Geçtiğimiz gün Kilis’te Türkiye’nin zeytinyağı ihracatında 4’üncü olduğunu anımsatan Tarım ve Orman Bakanı İbrahim Yumaklı, “Bunu da yine üst sıralara taşımak istiyoruz. 2024’te Türkiye çapında bir var yılı söz konusu ve yüzde 137’lik bir artış bekliyoruz. 3,6 milyon tonluk bir zeytin üretimini inşallah gerçekleştirmiş olacağız. Yaklaşık 750 bin tonu da sofralık olarak üretilmiş olacak inşallah. 2024 yılında yine zeytinyağı üretimimizin yüzde 157 artışla yaklaşık 475 bin ton olacağını varsayıyoruz. Bu yıl zeytinyağı ihracatında çok ciddi bir artış bekliyoruz” dedi.

DEOLEO: “ZEYTİNYAĞI FİYATLARI YÜZDE 50 DÜŞECEK”

Dünyanın en büyük zeytinyağı üreticisi olan İspanyol Deoleo’nun satış şefi Miguel Ángel Guzmán, CNBC International’a yaptığı açıklamada “İyileşme yönünde adımlar atılmış olsa da krizin tamamen bittiğini söylemek doğru olmaz. Zeytinyağı fiyatlarında, özellikle de sızma zeytinyağı gibi daha yüksek kaliteli yağlarda, hala gerginlik döneminden geçiyoruz. Ancak önümüzdeki aylar için görünüm olumlu, zira pazarın istikrara kavuşması ve yeni hasat ilerledikçe ve arz arttıkça normale yavaş yavaş dönülmesi bekleniyor. Önümüzdeki aylarda zeytinyağı fiyatlarının neredeyse yarı yarıya düşmesinin bekliyoruz” ifadelerini kullandı.

“ZEYTİNYAĞI FİYATLARI DÜŞECEK SPEKÜLATİF SÖYLEM”

Fakat sektör temsilcileri “Zeytinyağı fiyatlarının düşecek mi, çıkacak mı?” söyleminin piyasada spekülatif hareketleri doğuracağına dikkat çekiyor.

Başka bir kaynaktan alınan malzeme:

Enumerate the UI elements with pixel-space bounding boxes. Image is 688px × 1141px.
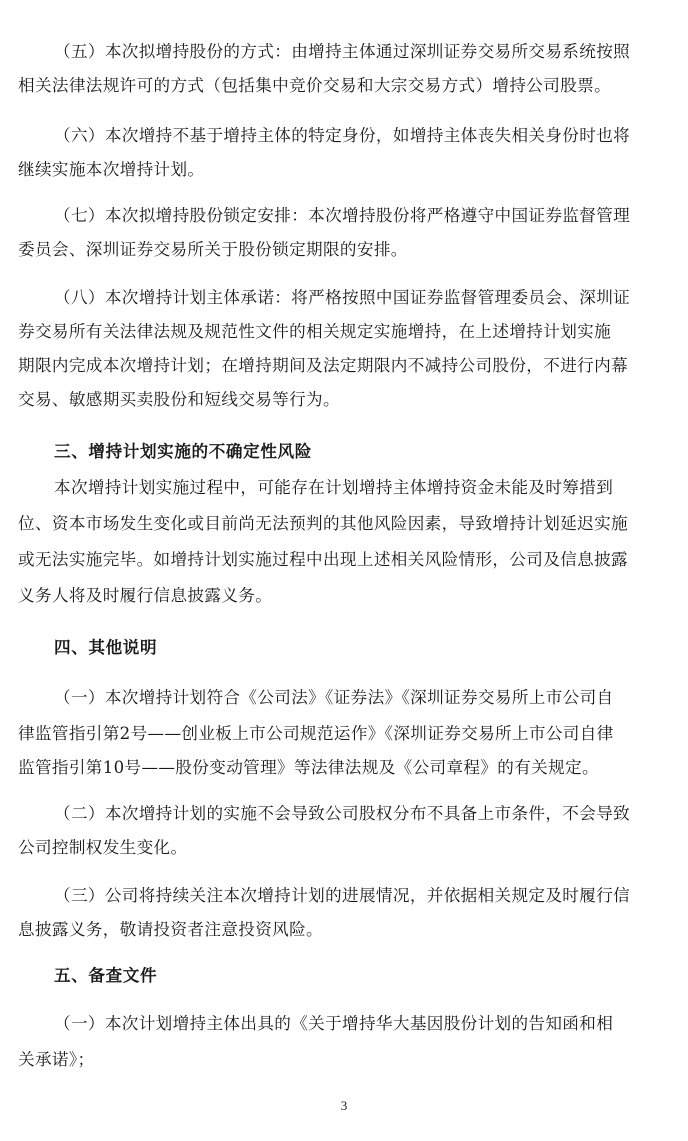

Ulusal Zeytin ve Zeytinyağı Konseyi Başkanı Dr. Mustafa Tan, “Evet bu yıl dünya fiyatlarında bir düşme seyri var ancak böyle İspanyol firmalarının veya başka İtalyan firmaların çıkıp fiyat düşecek demesi manidar. Bunlar olmaması gereken açıklamalar, Fiyat, ekonomi kurallarına göre arz ve talebin kesişmesi ile oluşur. Yani fiyat düşecekse düşer. Çıkacaksa çıkar bu pazarda belli olur. Sezon başında tam zeytinin hasadının hızlanmaya başladığı zamanda fiyat düşecek diye açıklamalarda bulunmak üreticinin ürününü daha ucuza satın almayı doğurur. Bu sektörün bütününe zarar verir. Fiyat nerede olması gerekiyorsa orada olmalıdır. Ne demek bu? Zeytinyağının bir maliyeti var. İşçilik ücretlere geçen sene ortalama 500 lirayken bu sene 1000 – 1.200 TL. Dolayısıyla bu maliyeti nasıl karşılayacaksınız? Zeytinyağı fiyatı düşürerek üreticinin maliyeti nasıl karşılanabilir? Ama dediğim gibi dünyada da fiyatlarda bir düşme eğilimi varsa bu da Türkiye’de bu yansır” dedi.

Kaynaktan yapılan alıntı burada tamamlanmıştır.